ISSN 1753-9439 Paper 10 Vol 1 No 1 Pages 240 – 275
Self-Assessment of Higher Education Degrees and Organisational learning: An exploratory study
Quality and the way through which it is managed are becoming of utmost importance in today's competitive environments. Initially, this phenomenon was mainly affecting the industrial sectors. Nevertheless, in this day and age service organisations are also influenced. In this respect, education organisations (EO) are not an exception.
Sometimes, the application of quality in EO may be spurred by an external factor. It is also the case of countries such as Costa Rica, a rich and developed Centro American country with a higher education system very influenced by the U.S.A. educational system and structures. In this context, self-assessment of higher education studies emerges as a way of improving the competitive capability of EO to face up to external pressures. Self-assessment of higher education studies allows higher EO to continuously question and improve their management practices and, as a result, the products/services they are offering. Nevertheless, if universities wish to achieve such a level of excellence it is fundamental that an organisational learning process takes place.
The main objective of this research is to analyse those factors that, a priori, may facilitate and/or hinder the process of organisational learning within a context of self-assessment of higher education degrees. In addition, we will try to identify how both processes, self-assessment and learning, are related one to each other.

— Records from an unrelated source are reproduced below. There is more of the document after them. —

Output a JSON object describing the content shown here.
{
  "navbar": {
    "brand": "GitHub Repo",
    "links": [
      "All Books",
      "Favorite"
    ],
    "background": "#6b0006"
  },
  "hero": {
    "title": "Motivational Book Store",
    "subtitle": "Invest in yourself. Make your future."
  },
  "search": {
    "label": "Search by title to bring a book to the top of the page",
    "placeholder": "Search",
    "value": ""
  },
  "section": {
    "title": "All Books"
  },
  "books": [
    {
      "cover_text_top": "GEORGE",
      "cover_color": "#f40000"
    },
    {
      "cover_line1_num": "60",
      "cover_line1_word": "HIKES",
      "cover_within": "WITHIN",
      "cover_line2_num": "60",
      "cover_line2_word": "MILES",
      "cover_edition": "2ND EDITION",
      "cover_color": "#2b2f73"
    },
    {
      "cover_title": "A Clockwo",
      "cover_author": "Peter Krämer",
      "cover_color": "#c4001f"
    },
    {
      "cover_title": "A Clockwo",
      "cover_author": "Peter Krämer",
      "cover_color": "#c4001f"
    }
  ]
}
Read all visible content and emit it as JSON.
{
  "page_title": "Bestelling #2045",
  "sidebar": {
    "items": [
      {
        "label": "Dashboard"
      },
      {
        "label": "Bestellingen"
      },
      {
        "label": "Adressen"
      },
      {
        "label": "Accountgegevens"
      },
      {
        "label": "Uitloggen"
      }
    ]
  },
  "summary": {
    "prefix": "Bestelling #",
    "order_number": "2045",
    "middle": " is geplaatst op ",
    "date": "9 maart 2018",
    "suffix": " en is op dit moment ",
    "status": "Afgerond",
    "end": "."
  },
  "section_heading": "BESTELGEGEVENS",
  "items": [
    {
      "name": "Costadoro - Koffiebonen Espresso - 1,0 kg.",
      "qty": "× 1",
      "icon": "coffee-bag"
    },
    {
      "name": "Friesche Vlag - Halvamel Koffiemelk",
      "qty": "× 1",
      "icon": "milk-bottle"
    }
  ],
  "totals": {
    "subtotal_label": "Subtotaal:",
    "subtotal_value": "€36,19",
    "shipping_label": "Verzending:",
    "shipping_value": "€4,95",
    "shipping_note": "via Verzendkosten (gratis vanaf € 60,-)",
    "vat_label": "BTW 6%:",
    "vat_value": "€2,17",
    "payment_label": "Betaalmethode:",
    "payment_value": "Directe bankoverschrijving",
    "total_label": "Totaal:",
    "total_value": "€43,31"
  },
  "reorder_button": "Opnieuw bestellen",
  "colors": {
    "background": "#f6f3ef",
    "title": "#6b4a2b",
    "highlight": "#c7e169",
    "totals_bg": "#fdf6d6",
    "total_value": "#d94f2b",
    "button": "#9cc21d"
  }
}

We have selected one unique case (a higher education degree). The selected case is the Degree of Agronomy Engineering of the TICR (Technological Institute of Costa Rica). The analysis reveals some factors that may act both as facilitators or obstacles to the organisational learning process. Nevertheless, the decision of the organisation and continuous development of people have always appeared as enablers of the process, whereas the organisational structure has tended to slow down the organisational learning process in the studied degree. In any case, this work needs further research to be developed, both quantitative and qualitative, but it represents a first and rigorous attempt to shed a bit of light into this, up to now, unexplored research field.